Não era pela bebida. Melhor, era. Muita gente diria: “Mas que mal há em sonhar com cerveja?”. Verdade é que jamais havia me imaginado num lugar daqueles. Uma cadeira confortável, em que a gente quer se deixar ficar. Uns quadrinhos discretos, os livros metodicamente organizados na pequena biblioteca. E um silêncio que me fazia perguntar de novo e de novo: o que é que estava buscando ali?.
Eu experimentava um misto de ansiedade e, confesso, uma certa ponta de alívio. Não tinha sido fácil a decisão. Procurar um consultório de análise. Nem sei como reagiria àquela sensação de me ver devassado, de me expor. Pensava nisso, quando o trinco da porta lateral se moveu, meio que me tirando do transe. Ela adentrou num sorriso acolhedor. Aquilo, de alguma forma, confortava.
– Bom dia, Francisco. Cervejeiroooo... É mestre cervejeiro?
– Estamos a caminho, quem sabe um dia...
Ela falava e o fim das palavras ganhava musicalidade. Taí: gostei da primeira impressão. Fiquei à espera da frase seguinte. Ela me olhando, eu, consulta inicial, sem saber quem começava o quê. Não tinha ideia de como “abrir” a sessão. Se mencionava o amigo que a indicara. Se logo apontava o que me angustiava. Ou se haveria um bordão clássico, tipo: “O que é que o traz aqui?”, “Como podemos ajudá-lo?”.
Daí, me surpreendi. Depois de se apresentar, ela fez o convite:
– Me conte um pouco do seu dia, Francisco.
Juro que sempre tive certa dificuldade de falar de mim. Me desconcertava. E arrisquei:
– A senhora se incomoda se o assunto puder ser a minha noite?
Delicadamente, ela moveu os olhos ao relógio. Eram 17h30. Percebi a incongruência e pronto me expliquei.
– Desculpe, não é dessa noite, claro. É das minhas noites.
– E o que há de especial nas suas noites?
– Quem dera tivessem só o lado especial...
Não era bem uma resposta. Era quase um pedido de ajuda. Falei, suspirei. A analista percebeu as reticências e esperou meu segundo movimento.

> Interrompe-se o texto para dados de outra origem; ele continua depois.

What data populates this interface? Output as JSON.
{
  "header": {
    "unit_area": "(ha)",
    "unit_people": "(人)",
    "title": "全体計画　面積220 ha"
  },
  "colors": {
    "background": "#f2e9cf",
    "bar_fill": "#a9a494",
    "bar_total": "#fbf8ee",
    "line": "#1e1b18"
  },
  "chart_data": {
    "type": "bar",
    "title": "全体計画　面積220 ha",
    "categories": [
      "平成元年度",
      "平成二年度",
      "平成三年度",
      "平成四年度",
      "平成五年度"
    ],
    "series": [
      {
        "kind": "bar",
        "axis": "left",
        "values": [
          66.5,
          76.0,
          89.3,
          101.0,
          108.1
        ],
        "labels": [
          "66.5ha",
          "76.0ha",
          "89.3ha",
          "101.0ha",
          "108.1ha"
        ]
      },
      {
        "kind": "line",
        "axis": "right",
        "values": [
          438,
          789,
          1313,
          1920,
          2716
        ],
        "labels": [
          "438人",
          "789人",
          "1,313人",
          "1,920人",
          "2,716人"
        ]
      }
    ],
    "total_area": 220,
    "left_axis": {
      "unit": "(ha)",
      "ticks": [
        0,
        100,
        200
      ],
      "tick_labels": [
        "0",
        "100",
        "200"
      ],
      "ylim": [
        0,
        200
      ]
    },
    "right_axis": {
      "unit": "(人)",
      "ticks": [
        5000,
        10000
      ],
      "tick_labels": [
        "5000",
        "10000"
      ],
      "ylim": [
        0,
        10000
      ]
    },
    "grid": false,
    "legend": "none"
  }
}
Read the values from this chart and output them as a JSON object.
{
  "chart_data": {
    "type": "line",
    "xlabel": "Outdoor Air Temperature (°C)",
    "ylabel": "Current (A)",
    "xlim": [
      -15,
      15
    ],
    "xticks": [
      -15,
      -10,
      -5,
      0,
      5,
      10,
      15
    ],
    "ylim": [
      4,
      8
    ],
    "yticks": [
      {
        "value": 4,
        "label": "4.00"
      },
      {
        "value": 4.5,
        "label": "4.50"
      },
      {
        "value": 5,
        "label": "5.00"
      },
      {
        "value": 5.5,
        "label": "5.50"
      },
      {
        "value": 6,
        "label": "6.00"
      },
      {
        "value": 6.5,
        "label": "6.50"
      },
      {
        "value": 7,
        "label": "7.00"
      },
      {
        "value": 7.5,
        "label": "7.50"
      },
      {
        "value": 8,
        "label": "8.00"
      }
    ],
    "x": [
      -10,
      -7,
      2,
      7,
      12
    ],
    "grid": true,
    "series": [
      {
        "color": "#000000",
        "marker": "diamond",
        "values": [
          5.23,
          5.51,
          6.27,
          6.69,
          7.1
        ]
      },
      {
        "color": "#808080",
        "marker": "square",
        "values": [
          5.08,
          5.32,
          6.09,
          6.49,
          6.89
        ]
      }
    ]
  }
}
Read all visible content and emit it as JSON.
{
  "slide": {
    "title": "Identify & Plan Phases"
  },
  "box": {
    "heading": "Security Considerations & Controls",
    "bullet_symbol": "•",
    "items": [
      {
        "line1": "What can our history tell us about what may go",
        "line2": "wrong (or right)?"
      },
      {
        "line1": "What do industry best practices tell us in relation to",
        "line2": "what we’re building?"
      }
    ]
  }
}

– Tou virando prisioneiro dos meus sonhos, doutora.
– E o que exatamente anda te incomodando neles?
– A repetição. A incapacidade de fazer parar, de controlar. E a sensação de que são tão reais que me fazem acordar uma, duas vezes madrugada adentro.
– E eles obedecem a uma lógica ou são algo que passa pro lado do surreal? Como é que os descreveria?
Cocei a cabeça, pensei numa maneira mais objetiva.
– Bom, eles são meio que um filme repetido. Há sempre o vazamento que vai inundando todo o quarto. É do tanque de fermentação, é de uma chopeira, é da mangueira desconectada. Vaza a cerveja toda e eu, feito um louco, tentando fechar uma torneira, uma válvula, sem conseguir. Sonhando, entro em parafuso. Já virou pesadelo, né?
A caneta dela agora se movia com mais velocidade, como se esperasse por aquele ápice, como uma espuma abundante. Deu-se um silêncio. E voltei:
– Tou doente, doutora?
Perguntei e fui contando da opção pela carreira cervejeira, nem tão nova nem velha. Que abrira uma pequena produção própria e tralalá...
– Não, Francisco. Tenha certeza, isso é resultado da ansiedade. Essa espécie de mal-estar que entra às vezes sem convite não exclusivamente na sua vida, mas no leito revolto da humanidade em diferentes graus. E abrir-se sobre isso é sinal maduro de sanidade.
– E o que fazer, doutora, dormindo com essa interrogação que, desculpa a força de expressão, embebeda quase todas as minhas noites?
A sessão prosseguiria, eu retornaria mais vezes. E jamais me esqueceria da frase. Longe das receitas prontas, longe dos clichês, tinha um quê de trocadilho, um quê de instigante desafio:
– Beba mais de suas esperanças do que de suas incertezas.
Um brinde, doutora. Continuo sonhando. Mas agora sonho diferente.